Anyone hearing any cobia reports? Is all the cold weather going to push the season later this year?

Thanks


----------



## feelin' wright

Caught two yesterday on my trusty zebco 33. In all seriousness the water is still too cold in my opinion.


----------



## fairpoint

Wearing them out in the Keys......


----------



## GASeminole

They are showing up 15nm offshore from Tampa Bay/Clearwater


----------



## gulfbreezetom

That puts them here in what, 3 weeks?


----------



## tbaxl

I hope so, just in time for spring break.


----------



## cobiasco

gulfbreezetom said:


> That puts them here in what, 3 weeks?



Guess that means another month and a half for MS Coast. Good to read they are moving.

Thanks


----------



## feelin' wright

Dogwoods are not blooming yet so we still have several weeks left.


----------



## 706Z

feelin' wright said:


> Dogwoods are not blooming yet so we still have several weeks left.


 Don't forget the butterflies,won't happen till after spotin the first yellow butterfly.:yes:


----------



## TeaSea

706Z said:


> Don't forget the butterflies,won't happen till after spotin the first yellow butterfly.:yes:


and oak leaves get as big as a squirrels ear:whistling:


----------



## Pomps'n'Pigs

Might have been from sleep deprivation or just the on set of brown slob fever but I swear I saw one flopping across Lillian hwy the other morning.


----------



## KingCrab

Always Killing them down south in winter time. Water temp is key. Starts good at 65 dg., & above. 2 weeks.


----------



## CCC

Yep we slayed them in Marathon Key at Christmas, they got it EASY cobe fishing down there !


----------



## Gamefish27

4 zillion jellyfish they have taken over .. seen nothing yesterday, not even a shark. Took a ride down the destin coast....


----------



## Chapman5011

feelin' wright said:


> Dogwoods are not blooming yet so we still have several weeks left.

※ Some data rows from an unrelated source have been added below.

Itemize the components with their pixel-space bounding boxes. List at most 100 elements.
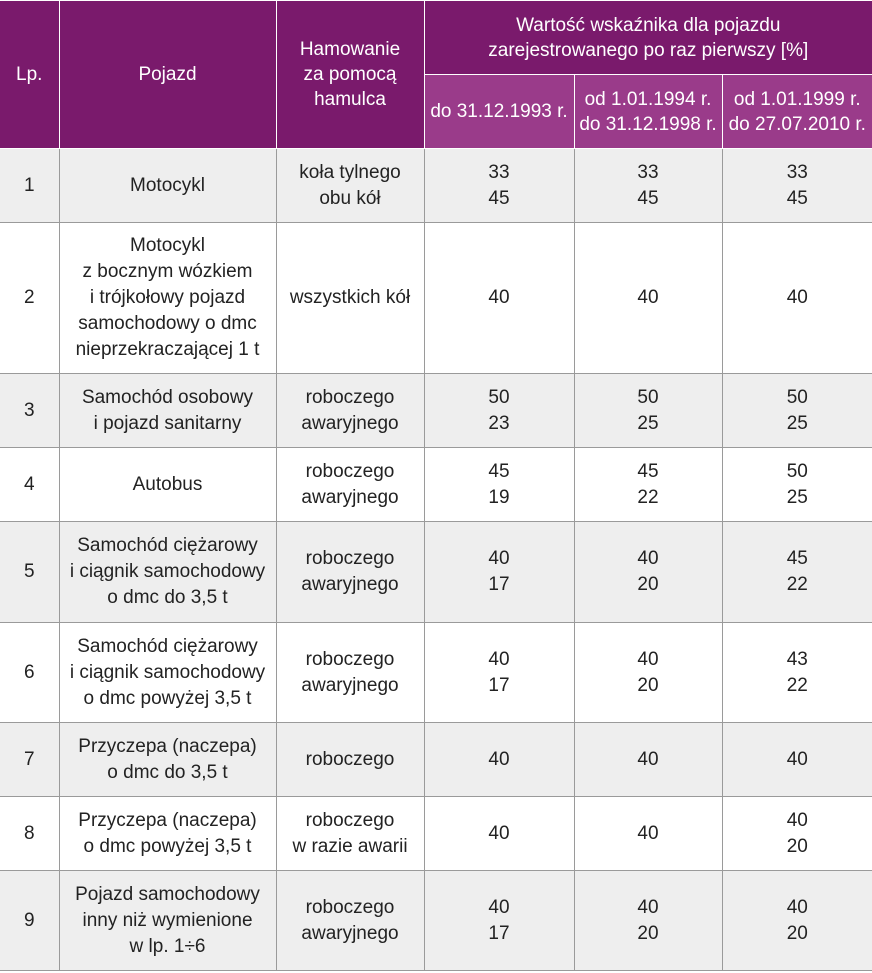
cell-line: 20: [786, 922, 808, 944]
cell-line: 23: [488, 412, 510, 434]
cell-line: 50: [637, 386, 659, 408]
cell-line: roboczego: [305, 548, 395, 569]
table-row: 7 Przyczepa (naczepa) o dmc do 3,5 t robocz…: [0, 722, 872, 797]
cell-line: 20: [637, 922, 659, 944]
header-period-3: od 1.01.1999 r. do 27.07.2010 r.: [721, 74, 872, 149]
cell-line: 17: [488, 922, 510, 944]
cell-line: 40: [637, 896, 659, 918]
value-cell-period-2: 40 20: [573, 521, 723, 623]
cell-line: z bocznym wózkiem: [82, 261, 253, 282]
header-hamowanie-line: Hamowanie: [299, 39, 401, 60]
cell-line: 50: [786, 460, 808, 482]
cell-line: 40: [488, 822, 510, 844]
value-cell-period-3: 40: [721, 722, 872, 797]
cell-line: Przyczepa (naczepa): [78, 735, 257, 757]
cell-text: 7: [23, 748, 35, 770]
cell-line: 33: [637, 161, 659, 183]
value-cell-period-3: 50 25: [721, 373, 872, 448]
cell-text: 2: [23, 287, 35, 308]
header-group-line: zarejestrowanego po raz pierwszy [%]: [488, 39, 809, 61]
cell-line: 20: [786, 835, 808, 857]
cell-line: o dmc powyżej 3,5 t: [83, 835, 252, 857]
table-row: 4 Autobus roboczego awaryjnego 45 19 45 22 50 25: [0, 447, 872, 522]
cell-line: roboczego: [305, 748, 395, 770]
cell-line: roboczego: [305, 648, 395, 670]
cell-line: 40: [637, 822, 659, 844]
value-cell-period-1: 40 17: [423, 521, 575, 623]
cell-line: awaryjnego: [301, 574, 399, 595]
value-cell-period-1: 45 19: [423, 447, 575, 522]
table-row: 8 Przyczepa (naczepa) o dmc powyżej 3,5 t r…: [0, 796, 872, 871]
cell-line: i ciągnik samochodowy: [69, 661, 266, 683]
hamowanie-cell: roboczego awaryjnego: [275, 447, 425, 522]
cell-line: 22: [786, 674, 808, 696]
lp-cell: 5: [0, 521, 60, 623]
hamowanie-cell: koła tylnego obu kół: [275, 148, 425, 223]
cell-line: o dmc do 3,5 t: [107, 587, 228, 608]
lp-cell: 1: [0, 148, 60, 223]
header-group: Wartość wskaźnika dla pojazdu zarejestro…: [423, 0, 872, 75]
cell-line: Samochód ciężarowy: [77, 635, 258, 657]
cell-text: 1: [23, 174, 35, 196]
table-row: 1 Motocykl koła tylnego obu kół 33 45 33 45 33 45: [0, 148, 872, 223]
cell-line: 45: [488, 187, 510, 209]
cell-line: 50: [488, 386, 510, 408]
cell-line: 40: [786, 896, 808, 918]
pojazd-cell: Motocykl z bocznym wózkiem i trójkołowy po…: [58, 222, 277, 374]
cell-line: i pojazd sanitarny: [93, 412, 242, 434]
cell-line: awaryjnego: [301, 922, 399, 944]
value-cell-period-2: 33 45: [573, 148, 723, 223]
cell-text: 9: [23, 909, 35, 931]
cell-text: 8: [23, 822, 35, 844]
cell-line: 40: [637, 548, 659, 569]
header-period-2: od 1.01.1994 r. do 31.12.1998 r.: [573, 74, 723, 149]
table-row: 6 Samochód ciężarowy i ciągnik samochodowy…: [0, 622, 872, 723]
value-cell-period-3: 40 20: [721, 796, 872, 871]
pojazd-cell: Autobus: [58, 447, 277, 522]
cell-line: samochodowy o dmc: [78, 313, 257, 334]
value-cell-period-3: 33 45: [721, 148, 872, 223]
header-hamowanie-line: za pomocą: [303, 64, 397, 85]
header-period-line: do 31.12.1998 r.: [579, 113, 717, 135]
pojazd-cell: Przyczepa (naczepa) o dmc do 3,5 t: [58, 722, 277, 797]
cell-line: 22: [786, 574, 808, 595]
header-period-line: od 1.01.1994 r.: [584, 88, 712, 110]
lp-cell: 8: [0, 796, 60, 871]
cell-text: 6: [23, 661, 35, 683]
table-row: 3 Samochód osobowy i pojazd sanitarny roboc…: [0, 373, 872, 448]
value-cell-period-2: 40 20: [573, 870, 723, 971]
cell-line: awaryjnego: [301, 412, 399, 434]
lp-cell: 3: [0, 373, 60, 448]
cell-text: 4: [23, 473, 35, 495]
value-cell-period-2: 40: [573, 722, 723, 797]
value-cell-period-1: 33 45: [423, 148, 575, 223]
cell-line: 25: [637, 412, 659, 434]
header-period-line: do 31.12.1993 r.: [430, 101, 568, 122]
hamowanie-cell: roboczego awaryjnego: [275, 521, 425, 623]
cell-line: o dmc do 3,5 t: [107, 761, 228, 783]
value-cell-period-2: 40: [573, 222, 723, 374]
cell-line: 19: [488, 486, 510, 508]
cell-line: Motocykl: [130, 235, 205, 256]
header-lp-text: Lp.: [16, 64, 43, 85]
cell-line: 40: [488, 548, 510, 569]
cell-line: roboczego: [305, 460, 395, 482]
table-body: 1 Motocykl koła tylnego obu kół 33 45 33 45 33 45…: [0, 148, 872, 971]
cell-line: nieprzekraczającej 1 t: [75, 339, 260, 360]
value-cell-period-3: 45 22: [721, 521, 872, 623]
cell-line: roboczego: [305, 386, 395, 408]
header-period-1: do 31.12.1993 r.: [424, 74, 575, 149]
pojazd-cell: Motocykl: [58, 148, 277, 223]
header-hamowanie-line: hamulca: [314, 89, 386, 110]
cell-text: 5: [23, 561, 35, 582]
cell-line: 45: [786, 548, 808, 569]
cell-line: Pojazd samochodowy: [75, 883, 260, 905]
cell-line: 45: [488, 460, 510, 482]
cell-line: 40: [488, 287, 510, 308]
header-period-line: od 1.01.1999 r.: [733, 88, 861, 110]
lp-cell: 2: [0, 222, 60, 374]
header-period-line: do 27.07.2010 r.: [728, 113, 866, 135]
cell-line: 45: [786, 187, 808, 209]
cell-line: inny niż wymienione: [82, 909, 253, 931]
pojazd-cell: Pojazd samochodowy inny niż wymienione w l…: [58, 870, 277, 971]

The Bradford pairs are starting to bloom. Once they get flowered the dogwoods will start. And fishing season will be upon us again.


----------



## CCC

The fire ants are still too far below ground, check the mail each day in your bare feet, when you get bit start fishing.


----------



## Cocahoe

The Pecan Trees need to be blooming.


----------



## Kim

So far I think the fire ant is the best one I've read yet.


----------



## Rofhbert

the water is still too cold in my opinion.


----------



## delta dooler

Rumor has made it over here to the Mississippi Gulf Coast that "George Schwartz on the Reel Big Richard" caught the 1st off Destins bar this morning. 47 pounds. . . . any truth to it?


----------



## 85okhai

Wirelessly posted



delta dooler said:


> Rumor has made it over here to the Mississippi Gulf Coast that "George Schwartz on the Reel Big Richard" caught the 1st off Destins bar this morning. 47 pounds. . . . any truth to it?

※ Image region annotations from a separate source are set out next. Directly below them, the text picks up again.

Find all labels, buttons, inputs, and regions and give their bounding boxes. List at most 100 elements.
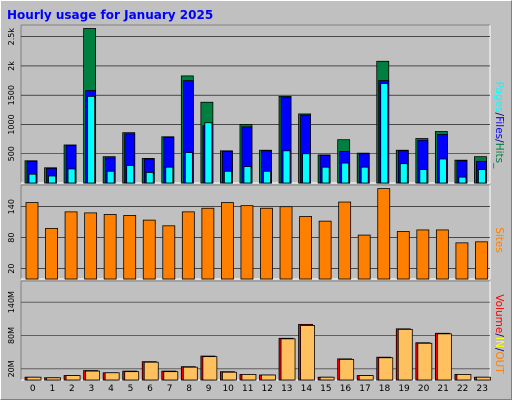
sites-bar [64,211,78,280]
legend-volume-part: / [493,333,505,337]
pages-bar [438,158,447,184]
sites-bar [455,242,469,280]
kb-out-bar [339,359,355,381]
sites-bar [221,202,234,280]
pages-bar [360,166,369,184]
legend-pages-files-hits-part: / [493,113,505,117]
legend-pages-files-hits-part: Hits [493,143,505,163]
sites-bar [142,219,156,280]
sites-bar [475,241,488,280]
hour-label: 17 [359,384,370,394]
y-tick-label: 2.5k [7,28,16,46]
pages-bar [48,175,56,184]
kb-out-bar [280,338,296,381]
hour-label: 2 [69,384,75,394]
pages-bar [302,153,310,184]
sites-bar [357,234,371,280]
kb-out-bar [85,370,101,381]
kb-out-bar [65,375,81,381]
plot-area [21,25,490,183]
hour-label: 13 [281,384,292,394]
hour-label: 1 [49,384,55,394]
legend-pages-files-hits: Pages/Files/Hits_ [493,82,505,169]
pages-bar [399,163,408,184]
sites-bar [123,215,137,280]
sites-bar [103,214,117,280]
pages-bar [478,169,486,184]
pages-bar [282,150,291,184]
y-tick-label: 20 [7,264,16,274]
hour-label: 20 [418,384,430,394]
sites-bar [377,188,391,280]
kb-out-bar [26,376,42,381]
hour-label: 15 [320,384,331,394]
y-tick-label: 80M [7,327,16,344]
hour-label: 5 [128,384,134,394]
pages-bar [458,176,467,184]
hour-label: 4 [108,384,114,394]
kb-out-bar [104,372,120,381]
hour-label: 22 [457,384,468,394]
sites-bar [84,212,98,280]
legend-sites-part: Sites [493,227,505,253]
sites-bar [260,207,273,280]
pages-bar [106,170,115,184]
plot-area [21,185,490,279]
y-tick-label: 1500 [7,85,16,105]
pages-bar [380,83,389,184]
chart-title: Hourly usage for January 2025 [7,8,214,22]
pages-bar [126,165,135,184]
kb-out-bar [436,333,452,381]
pages-bar [184,152,193,184]
sites-bar [338,201,352,280]
sites-bar [318,220,332,280]
pages-bar [243,166,252,184]
hour-label: 11 [242,384,253,394]
hour-label: 23 [477,384,488,394]
hour-label: 14 [301,384,313,394]
volume-panel: 140M 80M 20M [7,280,491,381]
kb-out-bar [358,375,374,381]
kb-out-bar [202,356,218,381]
y-tick-label: 20M [7,360,16,377]
pages-bar [87,95,96,184]
y-tick-label: 140 [7,199,16,214]
kb-out-bar [143,361,159,381]
kb-out-bar [319,376,335,381]
kb-out-bar [241,374,257,381]
hour-label: 8 [186,384,192,394]
hour-label: 0 [30,384,36,394]
kb-out-bar [378,357,394,381]
kb-out-bar [46,377,61,381]
hour-label: 16 [340,384,352,394]
y-tick-label: 140M [7,291,16,313]
kb-out-bar [261,374,276,381]
kb-out-bar [456,374,472,381]
hour-label: 6 [147,384,153,394]
hour-axis: 0 1 2 3 4 5 6 7 8 9 10 11 12 13 14 15 16 17 18 19 20 21 22 23 [30,384,488,394]
sites-bar [162,225,176,280]
sites-bar [25,202,39,280]
legend-sites: Sites [493,227,505,253]
legend-volume-part: IN [493,337,505,348]
pages-bar [204,122,213,184]
hour-label: 9 [206,384,212,394]
sites-bar [45,227,58,280]
hour-label: 3 [89,384,95,394]
y-tick-label: 500 [7,146,16,161]
sites-bar [279,206,293,280]
pages-bar [419,169,428,184]
pages-bar [321,166,330,184]
pages-bar [224,170,232,184]
kb-out-bar [182,366,198,381]
sites-panel: 140 80 20 [7,184,491,280]
hour-label: 10 [222,384,234,394]
y-tick-label: 2k [7,61,16,71]
hits-files-pages-panel: 2.5k 2k 1500 1000 500 [7,24,491,184]
hour-label: 18 [379,384,391,394]
legend-volume-part: / [493,348,505,352]
legend-volume-part: OUT [493,351,505,374]
pages-bar [145,172,154,184]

Have also heard this but have yet to see a picture


----------



## bigrick

Never Happened ^^^ Theres always some dick in this case a reel big dick ,that posts something as a joke and everyone goes crazy, it'll be another week or 2


----------



## eddiem84

bigrick said:


> Never Happened ^^^ Theres always some dick in this case a reel big dick ,that posts something as a joke and everyone goes crazy, it'll be another week or 2


Yep, no fish have even been seen yet, there were a couple Destin boats that went looking today with no luck.


----------



## MrFish49

Seeing some bradford pear trees with leaves up here in Atlanta now.


----------



## KingCrab

delta dooler said:


> Rumor has made it over here to the Mississippi Gulf Coast that "George Schwartz on the Reel Big Richard" caught the 1st off Destins bar this morning. 47 pounds. . . . any truth to it?


Naaaah, BS. Georgie Porgie would have had pictures all over this Fricken Site had that happened. The name fits alot of us on here though. Sighned , Little Enus.


----------



## Don White

With the Moon almost full, squid on the beaches, & a good SE breeze with decent afternoon temps.......This Friday 3/14 looks like a good bet to me!


----------



## sniperpeeps

Surface temp on the beach is 60 degrees right now. Ain't happening any time soon.


----------



## MrFish49

sniperpeeps said:


> Surface temp on the beach is 60 degrees right now. Ain't happening any time soon.


Hey now, no need to use logic here. Leave us and our delusions of grandeur be. :whistling:


----------



## WhyMe

:thumbupogwoods are in full bloom now.
WhyMe 
Mako My Dayo


----------



## CCC

Fire ants are going crazy, I know some of you wont believe me and I can post pictures if you want but my yard is full of them, time to get the eels out and catch a cobe ! LMAO :thumbsup: (pun intended)


----------



## Tim

*Cobia Water Temp*

Water temp link:

http://www.wunderground.com/MAR/flm.html

When the third color/temp change gets here, should be good.


----------



## sniperpeeps

58.6 out of destin today


----------